El fondo de inversión Pershing Square, dirigido por el multimillonario Bill Ackman, ha presentado una oferta no vinculante para adquirir Universal Music Group (UMG), la discográfica más grande del mundo. Esta oferta valora a UMG en 55.000 millones de euros, equivalentes a 64.000 millones de dólares. La propuesta incluye un pago en efectivo de 9.400 millones de euros (10.865 millones de dólares) y la entrega de acciones de una nueva sociedad, lo que representa un precio total de 30,4 euros por acción, un 78% superior al precio de mercado antes de la noticia.

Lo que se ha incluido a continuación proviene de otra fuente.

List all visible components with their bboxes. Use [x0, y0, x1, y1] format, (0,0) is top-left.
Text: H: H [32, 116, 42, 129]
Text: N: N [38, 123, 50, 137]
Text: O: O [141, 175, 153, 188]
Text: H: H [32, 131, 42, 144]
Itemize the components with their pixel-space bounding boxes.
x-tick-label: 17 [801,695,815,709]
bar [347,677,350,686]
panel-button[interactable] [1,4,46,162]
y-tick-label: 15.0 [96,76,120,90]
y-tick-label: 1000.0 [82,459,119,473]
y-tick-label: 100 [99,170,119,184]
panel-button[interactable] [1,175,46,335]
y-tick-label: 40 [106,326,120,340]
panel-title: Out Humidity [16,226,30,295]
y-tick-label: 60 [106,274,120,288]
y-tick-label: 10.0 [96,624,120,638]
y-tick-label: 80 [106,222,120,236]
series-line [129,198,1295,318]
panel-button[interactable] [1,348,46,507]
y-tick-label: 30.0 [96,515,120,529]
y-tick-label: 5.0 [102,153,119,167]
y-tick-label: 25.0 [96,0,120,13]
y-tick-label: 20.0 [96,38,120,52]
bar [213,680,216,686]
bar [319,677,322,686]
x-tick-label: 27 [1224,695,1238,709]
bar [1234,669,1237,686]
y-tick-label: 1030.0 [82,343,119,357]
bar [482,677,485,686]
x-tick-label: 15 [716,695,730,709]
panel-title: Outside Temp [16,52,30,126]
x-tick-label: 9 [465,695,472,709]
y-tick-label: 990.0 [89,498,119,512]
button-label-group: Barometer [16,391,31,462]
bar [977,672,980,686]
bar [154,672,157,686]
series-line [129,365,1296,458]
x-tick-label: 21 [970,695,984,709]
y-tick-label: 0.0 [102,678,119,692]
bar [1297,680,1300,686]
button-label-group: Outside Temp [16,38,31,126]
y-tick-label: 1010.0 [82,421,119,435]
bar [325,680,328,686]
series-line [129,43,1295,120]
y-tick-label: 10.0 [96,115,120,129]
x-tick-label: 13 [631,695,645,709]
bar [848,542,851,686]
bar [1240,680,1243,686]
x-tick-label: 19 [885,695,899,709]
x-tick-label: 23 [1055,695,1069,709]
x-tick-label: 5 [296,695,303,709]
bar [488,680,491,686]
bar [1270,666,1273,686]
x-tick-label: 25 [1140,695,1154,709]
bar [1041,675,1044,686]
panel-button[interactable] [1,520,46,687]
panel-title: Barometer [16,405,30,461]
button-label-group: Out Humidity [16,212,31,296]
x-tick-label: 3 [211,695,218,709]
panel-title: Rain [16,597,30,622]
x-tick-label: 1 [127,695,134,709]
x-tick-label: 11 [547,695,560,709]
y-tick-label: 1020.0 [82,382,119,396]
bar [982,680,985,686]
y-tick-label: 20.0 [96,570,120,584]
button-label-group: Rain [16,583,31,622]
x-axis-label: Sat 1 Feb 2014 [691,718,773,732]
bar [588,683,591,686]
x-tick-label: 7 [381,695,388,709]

La cotización de UMG ha reaccionado positivamente a la noticia, con un aumento superior al 10% en la jornada y acumulando un 22% en los últimos cinco días. Este incremento se debe a la percepción de que la oferta de Ackman podría desbloquear el valor de la compañía, que ha enfrentado desafíos en su relación con inversores y en su modelo de negocio. Ackman ha señalado que la cotización de UMG se ha estancado por problemas ajenos a su desempeño musical, como la incertidumbre sobre la participación del grupo Bolloré y la falta de un modelo claro de generación de beneficios.

UMG, que actualmente cotiza en Euronext Amsterdam, fue escindida de Vivendi en 2021. Ackman ha argumentado que la compañía debería tener su principal mercado de cotización en Estados Unidos, donde considera que su valor presenta un descuento significativo. La estrategia de Pershing Square se centra en impulsar cambios corporativos que aumenten la valoración de las empresas en las que invierte, lo que en este caso implicaría una reestructuración y un cambio en el mercado de referencia.

Para los inversores, esta transacción podría tener implicancias significativas. Si la oferta se concreta, podría dar lugar a una mayor visibilidad de UMG entre los inversores estadounidenses y facilitar su inclusión en índices como el S&P 500. Esto podría atraer un flujo de capital adicional hacia la compañía, lo que a su vez podría influir en la valoración de otras empresas del sector musical y en la percepción del mercado sobre el potencial de crecimiento de la industria musical en general.

A futuro, será importante monitorear la evolución de esta oferta y la respuesta de los accionistas de UMG. La transacción está prevista para completarse a finales de año, lo que significa que los próximos meses serán cruciales para determinar si se alcanzará un acuerdo. Además, los inversores deben estar atentos a cualquier cambio en la dinámica del mercado musical, especialmente en relación con la competencia y la evolución de los modelos de negocio en la industria de la música, que sigue adaptándose a las nuevas tecnologías y plataformas de streaming.